My focus in this conversation has been on collusion to break integrity, not confidentiality. All node operators can see all data yes.

TEEs, FHE, and MPC will hopefully eventually allow us to solve those other issues.

There is currently no BFT on confidentiality whatsoever.

2 Likes

I totally agree that node shuffling should be the goal for real shared security. But data sensitivity is a big concern, and a malicious node operator pulling data from every subnet their node gets assigned to isn’t a great idea either. That’s why I think this issue needs to be solved first.

From a technical perspective, node shuffling itself isn’t the problem, but it would eat up bandwidth and resources.

2 Likes

The original design you are referring to was before sharding. It was a design where there are thousands of nodes who all have the full state and then in each round a committee of 400 nodes was randomly selected to produce the next VRF output, etc. This works fine for small state where each node can have the full state. It could be used for a small state, low throughput (small blocks) “main” subnet that merely coordinates other subnets. The bottleneck here is not the VRF or the consensus. The bottleneck is a) gossiping the new transactions and block proposals to all the nodes in time and b) sharing the same state among all the nodes. Here, a) is slow and b) is expensive. That’s why “worker” subnets are smaller. That being said it might be possible to use this design for the NNS subnet or at least for part of the work done by the NNS subnet (if we were to split the NNS subnet further into two layers).

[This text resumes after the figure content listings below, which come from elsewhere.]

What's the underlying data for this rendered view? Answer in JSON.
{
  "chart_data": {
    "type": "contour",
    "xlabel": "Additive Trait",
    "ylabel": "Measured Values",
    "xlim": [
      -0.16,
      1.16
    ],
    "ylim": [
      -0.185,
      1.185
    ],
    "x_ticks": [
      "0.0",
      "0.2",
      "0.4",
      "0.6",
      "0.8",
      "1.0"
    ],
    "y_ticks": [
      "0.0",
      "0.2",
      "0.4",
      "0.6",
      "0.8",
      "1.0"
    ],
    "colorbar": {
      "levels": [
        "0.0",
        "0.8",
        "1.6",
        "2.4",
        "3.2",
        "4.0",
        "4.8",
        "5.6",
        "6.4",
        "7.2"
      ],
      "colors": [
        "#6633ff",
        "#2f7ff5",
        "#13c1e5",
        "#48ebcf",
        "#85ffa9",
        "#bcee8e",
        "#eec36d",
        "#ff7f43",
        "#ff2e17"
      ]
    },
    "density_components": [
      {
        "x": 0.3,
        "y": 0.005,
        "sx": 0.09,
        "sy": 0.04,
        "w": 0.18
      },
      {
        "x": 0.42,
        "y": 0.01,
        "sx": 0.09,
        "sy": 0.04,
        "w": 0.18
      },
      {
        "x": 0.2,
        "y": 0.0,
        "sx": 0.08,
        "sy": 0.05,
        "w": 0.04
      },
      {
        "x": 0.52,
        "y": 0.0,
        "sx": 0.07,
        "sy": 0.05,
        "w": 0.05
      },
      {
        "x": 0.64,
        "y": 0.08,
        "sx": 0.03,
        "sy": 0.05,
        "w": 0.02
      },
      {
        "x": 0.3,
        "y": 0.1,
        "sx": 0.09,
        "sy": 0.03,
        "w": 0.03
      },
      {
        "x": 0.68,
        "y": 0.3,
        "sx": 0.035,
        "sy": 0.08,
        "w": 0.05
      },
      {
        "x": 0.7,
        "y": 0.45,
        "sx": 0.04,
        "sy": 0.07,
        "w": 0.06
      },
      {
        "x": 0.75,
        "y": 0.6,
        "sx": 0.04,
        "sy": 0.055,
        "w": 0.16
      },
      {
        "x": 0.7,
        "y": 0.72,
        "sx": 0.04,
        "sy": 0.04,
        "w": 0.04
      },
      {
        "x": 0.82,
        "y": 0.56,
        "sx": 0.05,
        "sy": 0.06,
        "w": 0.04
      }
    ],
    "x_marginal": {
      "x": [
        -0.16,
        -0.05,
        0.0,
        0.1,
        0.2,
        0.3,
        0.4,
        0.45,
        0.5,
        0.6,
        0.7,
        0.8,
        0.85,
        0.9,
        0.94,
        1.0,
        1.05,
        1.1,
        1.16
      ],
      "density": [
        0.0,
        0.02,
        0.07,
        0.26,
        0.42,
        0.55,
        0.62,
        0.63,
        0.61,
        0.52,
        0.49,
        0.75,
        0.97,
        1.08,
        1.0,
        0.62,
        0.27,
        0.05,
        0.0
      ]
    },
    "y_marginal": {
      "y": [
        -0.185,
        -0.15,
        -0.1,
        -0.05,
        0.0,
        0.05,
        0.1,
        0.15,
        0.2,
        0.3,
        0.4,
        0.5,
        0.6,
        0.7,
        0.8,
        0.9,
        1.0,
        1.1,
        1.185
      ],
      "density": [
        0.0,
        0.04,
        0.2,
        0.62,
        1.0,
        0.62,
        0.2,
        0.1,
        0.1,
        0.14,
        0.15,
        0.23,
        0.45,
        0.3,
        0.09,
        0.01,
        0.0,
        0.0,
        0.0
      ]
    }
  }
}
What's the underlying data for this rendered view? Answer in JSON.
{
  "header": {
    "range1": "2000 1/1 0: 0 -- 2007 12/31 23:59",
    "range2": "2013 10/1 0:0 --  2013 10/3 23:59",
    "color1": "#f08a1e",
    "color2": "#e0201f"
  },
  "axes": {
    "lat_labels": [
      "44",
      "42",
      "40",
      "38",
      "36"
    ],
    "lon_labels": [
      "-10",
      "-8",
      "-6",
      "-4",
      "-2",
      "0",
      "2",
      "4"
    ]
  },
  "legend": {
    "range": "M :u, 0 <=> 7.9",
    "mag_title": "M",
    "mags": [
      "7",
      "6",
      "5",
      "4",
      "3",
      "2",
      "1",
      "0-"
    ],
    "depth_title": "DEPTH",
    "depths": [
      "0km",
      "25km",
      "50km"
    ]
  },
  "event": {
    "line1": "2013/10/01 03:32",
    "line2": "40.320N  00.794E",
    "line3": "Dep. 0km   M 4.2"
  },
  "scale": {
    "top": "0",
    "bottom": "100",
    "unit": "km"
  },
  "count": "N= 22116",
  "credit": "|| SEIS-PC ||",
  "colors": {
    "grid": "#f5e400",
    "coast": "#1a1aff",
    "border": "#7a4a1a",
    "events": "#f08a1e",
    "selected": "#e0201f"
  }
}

Worker subnets exist because the subnet state is so large (terabytes). It would not scale if all nodes had the state of all subnets. Node shuffling then has the challenge that when a node moves from one subnet to a different one it has to download the entire state of the new subnet.

3 Likes

Thanks for pointing this out. This is probably the reason why people disagree on the utility of node shuffling. I was always writing under the assumption that any exploitation, even if for a limited time, is fatal to the whole IC. Damage done in that limited time could be potentially unbounded. And it could have already proliferated to other subnets and could be impossible to roll back without halting and restarting the entire IC. The reputational damage would also be impossible to recover from. Hence, I see no benefit in being able to limit the time of damage by shuffling new nodes onto the subnet. Everything I wrote above has to be understood as being under this assumption.

1 Like

I would say:
Node shuffling per se (vs not shuffling) increases the probability that the subnet is compromised at some point in time. That statement is true regardless of the size of the subnet.

This statement is relevant only under the assumption that we consider a one-time compromise of the subnet as fatal.

1 Like

It seems that the participants in this discussion take the potential for NP collusion seriously. There’s a discussion related to this taking place on another thread. I’d be interested to hear more people chip in with their thoughts if you have the time :slightly_smiling_face:

I’m not convinced this is true. Would you mind have a look at this post @timo →

The attack vector described there would be a lot harder to action under a periodic node shuffling regime. I might have a quick stab at writing a simulation that demonstrates this.